An important job opportunity that occurred to Francis, Romanian on his mother’s side, involves his transfer from the United States to a B&B in Bucharest, together with his handsome wife Julia. Alone in her room all day and surrounded by huge windows, Julia begins to develop a growing paranoia: she feels constantly observed by a man who lives in the building opposite her and who always seems to be at the window. Francis minimizes Julia’s fears, sharing his skepticism with colleagues and distancing himself from his wife, with whom he empathizes less and less.
If it seems to you that you have seen the story told by Watcher many more times, know that this is not a coincidence.
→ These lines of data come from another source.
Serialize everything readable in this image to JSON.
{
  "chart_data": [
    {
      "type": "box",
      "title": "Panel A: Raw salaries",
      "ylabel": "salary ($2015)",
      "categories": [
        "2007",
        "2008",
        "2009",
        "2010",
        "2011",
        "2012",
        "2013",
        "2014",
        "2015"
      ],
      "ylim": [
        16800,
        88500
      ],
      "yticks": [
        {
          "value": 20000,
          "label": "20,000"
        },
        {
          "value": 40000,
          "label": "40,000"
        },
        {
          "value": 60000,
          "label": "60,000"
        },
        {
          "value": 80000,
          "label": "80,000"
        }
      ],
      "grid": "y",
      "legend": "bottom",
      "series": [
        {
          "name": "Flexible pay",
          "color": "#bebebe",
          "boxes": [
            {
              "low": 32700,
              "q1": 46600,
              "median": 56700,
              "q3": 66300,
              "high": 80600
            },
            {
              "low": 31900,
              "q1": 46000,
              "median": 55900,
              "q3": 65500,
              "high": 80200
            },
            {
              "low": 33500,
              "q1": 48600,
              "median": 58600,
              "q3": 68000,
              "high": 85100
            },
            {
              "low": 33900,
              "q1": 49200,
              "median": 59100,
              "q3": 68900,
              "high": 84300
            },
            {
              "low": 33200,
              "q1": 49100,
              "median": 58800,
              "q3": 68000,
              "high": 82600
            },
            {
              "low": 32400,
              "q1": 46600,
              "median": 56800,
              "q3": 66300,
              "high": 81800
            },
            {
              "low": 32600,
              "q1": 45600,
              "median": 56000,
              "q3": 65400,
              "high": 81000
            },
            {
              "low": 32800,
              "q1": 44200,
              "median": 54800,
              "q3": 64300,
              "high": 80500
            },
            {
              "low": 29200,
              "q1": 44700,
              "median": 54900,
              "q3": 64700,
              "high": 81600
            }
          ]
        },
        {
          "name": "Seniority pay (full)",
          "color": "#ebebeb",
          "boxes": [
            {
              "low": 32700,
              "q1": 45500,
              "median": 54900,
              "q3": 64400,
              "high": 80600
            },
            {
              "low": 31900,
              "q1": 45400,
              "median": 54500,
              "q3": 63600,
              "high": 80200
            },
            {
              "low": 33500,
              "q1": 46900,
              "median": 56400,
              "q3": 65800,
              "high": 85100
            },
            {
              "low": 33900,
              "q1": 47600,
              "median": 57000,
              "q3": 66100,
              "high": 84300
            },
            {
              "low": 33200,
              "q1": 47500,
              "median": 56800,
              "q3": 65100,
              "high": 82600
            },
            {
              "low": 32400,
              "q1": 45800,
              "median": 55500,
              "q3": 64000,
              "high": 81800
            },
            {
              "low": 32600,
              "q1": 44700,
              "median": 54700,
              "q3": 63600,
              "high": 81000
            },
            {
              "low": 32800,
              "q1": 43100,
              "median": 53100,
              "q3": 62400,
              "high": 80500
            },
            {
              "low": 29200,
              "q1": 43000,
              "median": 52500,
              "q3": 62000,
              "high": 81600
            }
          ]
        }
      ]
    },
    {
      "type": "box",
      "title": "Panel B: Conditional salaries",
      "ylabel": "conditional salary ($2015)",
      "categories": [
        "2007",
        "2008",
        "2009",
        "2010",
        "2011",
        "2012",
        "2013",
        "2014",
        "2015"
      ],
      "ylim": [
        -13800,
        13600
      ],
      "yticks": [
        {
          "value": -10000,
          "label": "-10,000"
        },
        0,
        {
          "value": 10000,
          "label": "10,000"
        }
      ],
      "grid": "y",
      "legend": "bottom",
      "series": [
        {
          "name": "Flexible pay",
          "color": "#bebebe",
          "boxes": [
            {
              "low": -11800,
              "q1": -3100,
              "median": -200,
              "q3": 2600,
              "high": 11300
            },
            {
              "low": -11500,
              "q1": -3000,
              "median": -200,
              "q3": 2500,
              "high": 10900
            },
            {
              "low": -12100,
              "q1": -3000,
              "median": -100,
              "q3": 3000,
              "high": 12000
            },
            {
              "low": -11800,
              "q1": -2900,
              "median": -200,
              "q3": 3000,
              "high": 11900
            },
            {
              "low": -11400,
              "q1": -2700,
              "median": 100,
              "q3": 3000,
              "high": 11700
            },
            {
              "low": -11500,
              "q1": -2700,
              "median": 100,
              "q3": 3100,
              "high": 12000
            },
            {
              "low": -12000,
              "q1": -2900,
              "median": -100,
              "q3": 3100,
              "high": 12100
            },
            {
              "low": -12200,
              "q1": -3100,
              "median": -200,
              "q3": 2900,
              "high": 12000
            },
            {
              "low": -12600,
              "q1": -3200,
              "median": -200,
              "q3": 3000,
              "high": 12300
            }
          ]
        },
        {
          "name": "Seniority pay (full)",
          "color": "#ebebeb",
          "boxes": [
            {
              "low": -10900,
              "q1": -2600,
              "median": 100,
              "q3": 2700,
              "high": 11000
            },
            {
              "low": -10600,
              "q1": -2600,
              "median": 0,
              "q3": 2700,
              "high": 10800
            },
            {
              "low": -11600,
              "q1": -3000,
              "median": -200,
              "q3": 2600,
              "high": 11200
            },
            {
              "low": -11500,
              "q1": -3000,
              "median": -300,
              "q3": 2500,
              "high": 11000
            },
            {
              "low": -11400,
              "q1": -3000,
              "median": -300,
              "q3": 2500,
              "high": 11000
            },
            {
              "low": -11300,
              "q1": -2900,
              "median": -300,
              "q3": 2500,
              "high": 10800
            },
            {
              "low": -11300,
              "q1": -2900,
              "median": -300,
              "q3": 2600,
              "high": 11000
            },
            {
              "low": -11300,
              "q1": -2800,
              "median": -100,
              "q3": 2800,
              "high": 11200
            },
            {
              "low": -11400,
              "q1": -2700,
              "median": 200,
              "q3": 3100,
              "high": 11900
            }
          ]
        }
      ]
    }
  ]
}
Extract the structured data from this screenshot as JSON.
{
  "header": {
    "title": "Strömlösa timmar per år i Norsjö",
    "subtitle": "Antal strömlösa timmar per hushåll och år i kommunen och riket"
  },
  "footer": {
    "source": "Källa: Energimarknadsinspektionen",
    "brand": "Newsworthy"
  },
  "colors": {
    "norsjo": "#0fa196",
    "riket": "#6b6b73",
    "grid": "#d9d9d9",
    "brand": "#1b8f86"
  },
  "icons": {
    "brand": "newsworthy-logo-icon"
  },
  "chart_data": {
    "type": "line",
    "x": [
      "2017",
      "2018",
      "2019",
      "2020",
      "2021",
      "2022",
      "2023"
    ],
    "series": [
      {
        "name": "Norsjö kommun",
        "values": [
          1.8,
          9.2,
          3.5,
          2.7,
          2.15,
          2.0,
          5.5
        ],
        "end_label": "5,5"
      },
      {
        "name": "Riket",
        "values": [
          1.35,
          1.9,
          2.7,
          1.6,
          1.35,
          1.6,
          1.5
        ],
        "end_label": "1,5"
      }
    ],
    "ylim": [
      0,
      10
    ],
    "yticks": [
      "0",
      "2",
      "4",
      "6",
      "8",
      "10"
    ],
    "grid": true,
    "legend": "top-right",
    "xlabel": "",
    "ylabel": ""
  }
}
Watcher does not try to amaze at every step, he knows he is walking along worn tracks. Director Chloe Okuno is perfectly aware of the fact that similar situations have been proposed several times on the big screen. Indeed, familiarity with this imagery and with the stereotypes that accompany it are an integral part of the experience of involvement and confrontation that the director establishes with the public. An interaction through the fourth wall destined to make us feel spectators, curious, voyeurs and ultimately guilty of what will happen.
To help the interpretative process hatched by Okuno is the choice of setting the story in Bucharest, an ideal city to convey anxiety and discomfort thanks to its brutalist architecture. Romanian cinema has often resorted to this side of the capital – think of Radu Jude’s Unfortunate Sex or Porn Madness – but Okuno adds the linguistic element of the foreigner catapulted into a hostile place, isolated from the language used as well as from habits and customs. peculiar. In this sense, Watcher is even closer to the atmospheres of Roman Polanski (The tenant of the third floor or Repulsion on the thriller front, Frantic on the idiomatic one), an evident reference model for the setting of a personal odyssey, inexorably headed towards the deflagration.
The touch of contemporaneity is determined by the feminist and feminist point of view with which the story is told, aimed at making people understand what it means to continuously receive unsolicited attention. Gallantry thus turns into annoyance, a waste of the past, tiring at best and annoying at worst.